Bill Gates Says Vista Selling At 'Rapid' Pace5:45 PM EST Thu. May. 08, 2008
Microsoft Chairman Bill Gates may be preparing to abdicate the throne, but he's still fighting the good fight by touting the marketplace's enthusiastic response to Windows Vista.
In a Thursday speech in Tokyo, Gates noted that Vista sales have passed the 140 million mark and said that's proof of the "rapid sales rate" that Vista has experienced since its release.
Gates isn't the only one wearing rosy colored glasses when it comes to Vista. In a report issued last month, Gartner said Vista adoption among businesses is in line with that of XP at a comparable juncture after its release, and predicted Vista will have an installed base of 21.3 percent by year's end, compared to 16.9 percent for XP in 2003.

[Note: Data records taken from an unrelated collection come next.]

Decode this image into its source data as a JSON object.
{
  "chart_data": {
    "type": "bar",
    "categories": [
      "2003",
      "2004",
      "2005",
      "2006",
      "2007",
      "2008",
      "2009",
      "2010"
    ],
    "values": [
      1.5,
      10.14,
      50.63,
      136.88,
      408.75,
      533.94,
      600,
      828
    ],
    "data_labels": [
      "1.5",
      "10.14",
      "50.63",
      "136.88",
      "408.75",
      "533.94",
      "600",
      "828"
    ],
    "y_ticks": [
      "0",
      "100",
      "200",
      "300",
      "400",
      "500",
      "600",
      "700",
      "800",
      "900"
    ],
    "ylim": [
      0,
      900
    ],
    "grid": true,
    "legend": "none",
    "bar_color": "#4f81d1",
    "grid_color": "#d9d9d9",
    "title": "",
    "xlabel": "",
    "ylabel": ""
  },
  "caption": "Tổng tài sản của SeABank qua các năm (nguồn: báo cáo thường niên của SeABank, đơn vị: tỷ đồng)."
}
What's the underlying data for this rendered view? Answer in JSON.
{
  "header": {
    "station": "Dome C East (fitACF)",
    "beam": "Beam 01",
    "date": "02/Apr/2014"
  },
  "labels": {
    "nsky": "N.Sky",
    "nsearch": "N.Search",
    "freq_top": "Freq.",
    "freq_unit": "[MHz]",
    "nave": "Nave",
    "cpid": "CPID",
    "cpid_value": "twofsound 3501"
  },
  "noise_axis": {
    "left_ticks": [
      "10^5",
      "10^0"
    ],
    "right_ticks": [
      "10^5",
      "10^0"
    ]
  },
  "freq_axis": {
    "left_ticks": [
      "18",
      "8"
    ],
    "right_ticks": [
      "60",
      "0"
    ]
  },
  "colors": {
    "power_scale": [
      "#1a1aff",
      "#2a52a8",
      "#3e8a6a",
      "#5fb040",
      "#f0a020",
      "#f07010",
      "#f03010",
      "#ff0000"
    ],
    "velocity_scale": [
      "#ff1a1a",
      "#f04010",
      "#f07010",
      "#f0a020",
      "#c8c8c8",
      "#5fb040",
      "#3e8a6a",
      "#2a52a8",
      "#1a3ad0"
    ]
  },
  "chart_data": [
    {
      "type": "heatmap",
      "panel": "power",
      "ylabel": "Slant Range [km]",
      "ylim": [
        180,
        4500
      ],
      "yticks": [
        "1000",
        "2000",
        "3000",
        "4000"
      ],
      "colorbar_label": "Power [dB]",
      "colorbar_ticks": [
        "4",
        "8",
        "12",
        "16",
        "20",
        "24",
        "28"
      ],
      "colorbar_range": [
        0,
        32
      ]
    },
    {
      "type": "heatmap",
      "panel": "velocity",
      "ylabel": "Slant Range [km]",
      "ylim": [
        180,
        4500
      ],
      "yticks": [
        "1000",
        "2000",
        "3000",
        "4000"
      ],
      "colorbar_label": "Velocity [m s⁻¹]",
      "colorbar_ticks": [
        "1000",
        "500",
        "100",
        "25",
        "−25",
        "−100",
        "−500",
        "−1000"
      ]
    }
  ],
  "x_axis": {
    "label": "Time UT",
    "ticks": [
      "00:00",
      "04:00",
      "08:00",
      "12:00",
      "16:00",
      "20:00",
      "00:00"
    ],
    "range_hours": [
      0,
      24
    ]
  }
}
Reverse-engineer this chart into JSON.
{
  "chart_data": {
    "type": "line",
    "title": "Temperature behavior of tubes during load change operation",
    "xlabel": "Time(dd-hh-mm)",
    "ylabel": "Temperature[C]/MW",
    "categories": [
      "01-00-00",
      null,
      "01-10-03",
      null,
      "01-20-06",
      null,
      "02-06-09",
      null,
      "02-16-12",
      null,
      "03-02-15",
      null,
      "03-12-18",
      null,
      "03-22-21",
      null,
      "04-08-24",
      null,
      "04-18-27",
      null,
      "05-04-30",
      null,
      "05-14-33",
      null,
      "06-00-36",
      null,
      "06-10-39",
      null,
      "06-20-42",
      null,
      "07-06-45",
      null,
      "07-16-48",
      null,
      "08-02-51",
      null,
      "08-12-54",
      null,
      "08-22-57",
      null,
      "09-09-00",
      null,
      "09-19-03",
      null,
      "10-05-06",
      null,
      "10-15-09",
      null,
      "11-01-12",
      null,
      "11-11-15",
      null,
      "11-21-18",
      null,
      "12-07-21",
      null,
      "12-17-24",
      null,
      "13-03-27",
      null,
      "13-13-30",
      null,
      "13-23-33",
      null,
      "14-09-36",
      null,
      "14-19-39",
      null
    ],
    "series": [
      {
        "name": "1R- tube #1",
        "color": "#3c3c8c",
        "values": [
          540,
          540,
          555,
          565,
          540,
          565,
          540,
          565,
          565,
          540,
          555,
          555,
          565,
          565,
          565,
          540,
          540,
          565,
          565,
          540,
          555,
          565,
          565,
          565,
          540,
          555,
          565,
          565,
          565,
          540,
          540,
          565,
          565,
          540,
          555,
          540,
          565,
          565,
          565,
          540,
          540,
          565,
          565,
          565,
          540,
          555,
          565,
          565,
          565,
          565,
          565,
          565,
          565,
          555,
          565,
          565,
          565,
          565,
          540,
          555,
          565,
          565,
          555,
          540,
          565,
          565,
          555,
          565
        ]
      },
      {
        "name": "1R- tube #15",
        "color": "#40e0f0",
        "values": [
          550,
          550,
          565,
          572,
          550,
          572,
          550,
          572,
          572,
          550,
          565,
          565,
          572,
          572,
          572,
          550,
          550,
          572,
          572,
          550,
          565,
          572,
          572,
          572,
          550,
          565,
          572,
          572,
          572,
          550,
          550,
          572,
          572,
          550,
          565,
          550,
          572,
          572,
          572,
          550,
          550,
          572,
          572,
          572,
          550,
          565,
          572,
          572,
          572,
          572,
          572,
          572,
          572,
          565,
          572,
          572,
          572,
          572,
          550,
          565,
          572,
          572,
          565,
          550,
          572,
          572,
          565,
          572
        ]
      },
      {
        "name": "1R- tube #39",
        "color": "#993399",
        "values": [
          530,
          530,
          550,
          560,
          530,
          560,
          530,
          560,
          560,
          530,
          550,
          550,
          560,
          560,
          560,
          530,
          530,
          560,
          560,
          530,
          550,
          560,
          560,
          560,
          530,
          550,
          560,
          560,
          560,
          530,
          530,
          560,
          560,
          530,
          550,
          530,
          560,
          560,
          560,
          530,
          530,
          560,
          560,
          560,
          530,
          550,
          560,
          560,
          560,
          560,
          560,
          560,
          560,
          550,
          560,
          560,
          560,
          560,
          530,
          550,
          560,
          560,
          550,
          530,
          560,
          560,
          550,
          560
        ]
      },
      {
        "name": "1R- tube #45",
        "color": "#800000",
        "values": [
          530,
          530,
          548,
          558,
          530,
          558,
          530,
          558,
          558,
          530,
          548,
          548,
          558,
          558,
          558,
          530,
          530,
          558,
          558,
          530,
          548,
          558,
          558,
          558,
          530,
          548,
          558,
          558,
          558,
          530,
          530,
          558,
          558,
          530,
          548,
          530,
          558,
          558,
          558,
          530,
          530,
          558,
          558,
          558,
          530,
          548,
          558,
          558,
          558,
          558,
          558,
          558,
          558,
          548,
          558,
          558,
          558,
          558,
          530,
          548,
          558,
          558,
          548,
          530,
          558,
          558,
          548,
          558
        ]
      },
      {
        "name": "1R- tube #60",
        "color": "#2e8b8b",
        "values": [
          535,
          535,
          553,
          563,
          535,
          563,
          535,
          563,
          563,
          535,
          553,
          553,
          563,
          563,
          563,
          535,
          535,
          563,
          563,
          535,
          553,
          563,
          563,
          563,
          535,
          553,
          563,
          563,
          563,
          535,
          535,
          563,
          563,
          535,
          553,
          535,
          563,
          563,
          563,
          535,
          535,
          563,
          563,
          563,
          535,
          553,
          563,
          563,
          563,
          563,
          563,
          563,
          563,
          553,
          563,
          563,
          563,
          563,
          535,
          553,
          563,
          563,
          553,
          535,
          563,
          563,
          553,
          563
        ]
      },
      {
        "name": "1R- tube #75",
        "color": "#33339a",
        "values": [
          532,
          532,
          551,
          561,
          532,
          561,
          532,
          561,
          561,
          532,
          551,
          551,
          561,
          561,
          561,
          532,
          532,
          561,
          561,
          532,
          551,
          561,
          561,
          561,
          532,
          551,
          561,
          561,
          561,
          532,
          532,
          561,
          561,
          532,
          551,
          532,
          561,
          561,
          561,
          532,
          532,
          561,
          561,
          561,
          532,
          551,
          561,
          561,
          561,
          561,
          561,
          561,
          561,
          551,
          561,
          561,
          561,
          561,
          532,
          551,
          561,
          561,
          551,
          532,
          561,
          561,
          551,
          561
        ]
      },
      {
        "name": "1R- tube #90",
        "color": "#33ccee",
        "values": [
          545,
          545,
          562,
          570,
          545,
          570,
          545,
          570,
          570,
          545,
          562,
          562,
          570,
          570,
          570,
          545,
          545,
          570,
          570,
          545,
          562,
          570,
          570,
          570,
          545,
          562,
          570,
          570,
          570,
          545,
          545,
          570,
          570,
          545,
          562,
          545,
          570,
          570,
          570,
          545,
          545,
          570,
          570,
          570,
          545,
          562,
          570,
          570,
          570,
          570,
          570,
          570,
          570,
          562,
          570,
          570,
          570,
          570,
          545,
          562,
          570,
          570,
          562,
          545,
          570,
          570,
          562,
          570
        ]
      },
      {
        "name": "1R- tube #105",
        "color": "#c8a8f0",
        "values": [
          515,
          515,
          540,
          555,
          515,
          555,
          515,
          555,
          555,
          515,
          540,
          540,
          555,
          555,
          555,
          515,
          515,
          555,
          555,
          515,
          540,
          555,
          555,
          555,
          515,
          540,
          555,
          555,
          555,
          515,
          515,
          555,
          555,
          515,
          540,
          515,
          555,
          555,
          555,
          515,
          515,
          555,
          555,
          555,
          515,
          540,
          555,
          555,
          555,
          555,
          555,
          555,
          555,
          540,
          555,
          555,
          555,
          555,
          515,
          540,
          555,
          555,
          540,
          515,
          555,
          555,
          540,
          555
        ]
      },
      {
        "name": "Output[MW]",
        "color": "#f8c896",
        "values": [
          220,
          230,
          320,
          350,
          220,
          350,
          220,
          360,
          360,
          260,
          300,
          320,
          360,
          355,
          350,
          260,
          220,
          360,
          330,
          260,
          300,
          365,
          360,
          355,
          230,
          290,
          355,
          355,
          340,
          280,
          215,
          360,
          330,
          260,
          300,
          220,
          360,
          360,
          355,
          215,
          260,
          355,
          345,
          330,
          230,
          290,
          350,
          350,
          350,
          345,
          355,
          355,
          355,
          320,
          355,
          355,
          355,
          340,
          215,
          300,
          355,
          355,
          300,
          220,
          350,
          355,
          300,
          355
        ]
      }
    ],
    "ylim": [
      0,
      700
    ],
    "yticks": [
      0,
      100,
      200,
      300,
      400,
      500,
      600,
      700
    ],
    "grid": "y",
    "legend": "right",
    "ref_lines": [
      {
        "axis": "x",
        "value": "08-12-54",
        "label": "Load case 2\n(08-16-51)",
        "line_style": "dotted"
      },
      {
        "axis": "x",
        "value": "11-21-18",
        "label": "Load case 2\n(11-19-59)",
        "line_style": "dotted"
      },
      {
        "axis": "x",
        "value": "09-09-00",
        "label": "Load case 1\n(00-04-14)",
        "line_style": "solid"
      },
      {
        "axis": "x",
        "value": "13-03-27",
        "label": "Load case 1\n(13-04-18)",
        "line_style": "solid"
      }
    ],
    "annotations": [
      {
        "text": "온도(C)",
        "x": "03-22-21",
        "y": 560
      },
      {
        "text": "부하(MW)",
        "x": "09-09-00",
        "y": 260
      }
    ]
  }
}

Could it be, then, that much of the anti-Vista sentiment that has permeated the market is just a giant, collective overreaction? According to solution providers, the truth lies somewhere in between the hope and the hysteria.
Most customers are buying Vista with new systems, but they're not upgrading existing infrastructure, says Neil Pearlstein, president of PC Professional, an Oakland, Calif.-based Microsoft Gold Partner
Pearlstein describes the bad rap that Vista has received as "unfair but understandable." "Vista tackles some very big security problems that were prevalent with XP, but it does sacrifice some performance," he said. "There's a give and take, but as long as your PC is new enough, Vista runs fine."
Many VARs say their business customers have been avoiding Vista like the plague, and are eager to exercise the downgrade rights Microsoft offers with Vista Business and Ultimate to roll Vista machines back to XP. OEMs, too, have quietly been discussing their plans for offering XP Professional to customers after the June 30 Microsoft sales deadline.
An XP extension would make life easier in the channel, but isn't absolutely necessary, says Joe Toste, vice president of marketing at Equus Computer Systems, a Minneapolis-based custom system builder.
"The transition [from XP to Vista] is coming, just like it did with Windows 2000 [to XP]. But fortunately, we're beginning to see our Vista business increasing in the channel," Toste said.
Travis Fisher, executive vice president at Inacom Information Systems, a Salisbury, Md.-based solution provider, says it has taken a long time for many users to mentally ready themselves to make the switch to Vista.
"If XP does the job, is still improved and supported, and keeps the user more productive, why consciously force Vista onto them?" Fisher said.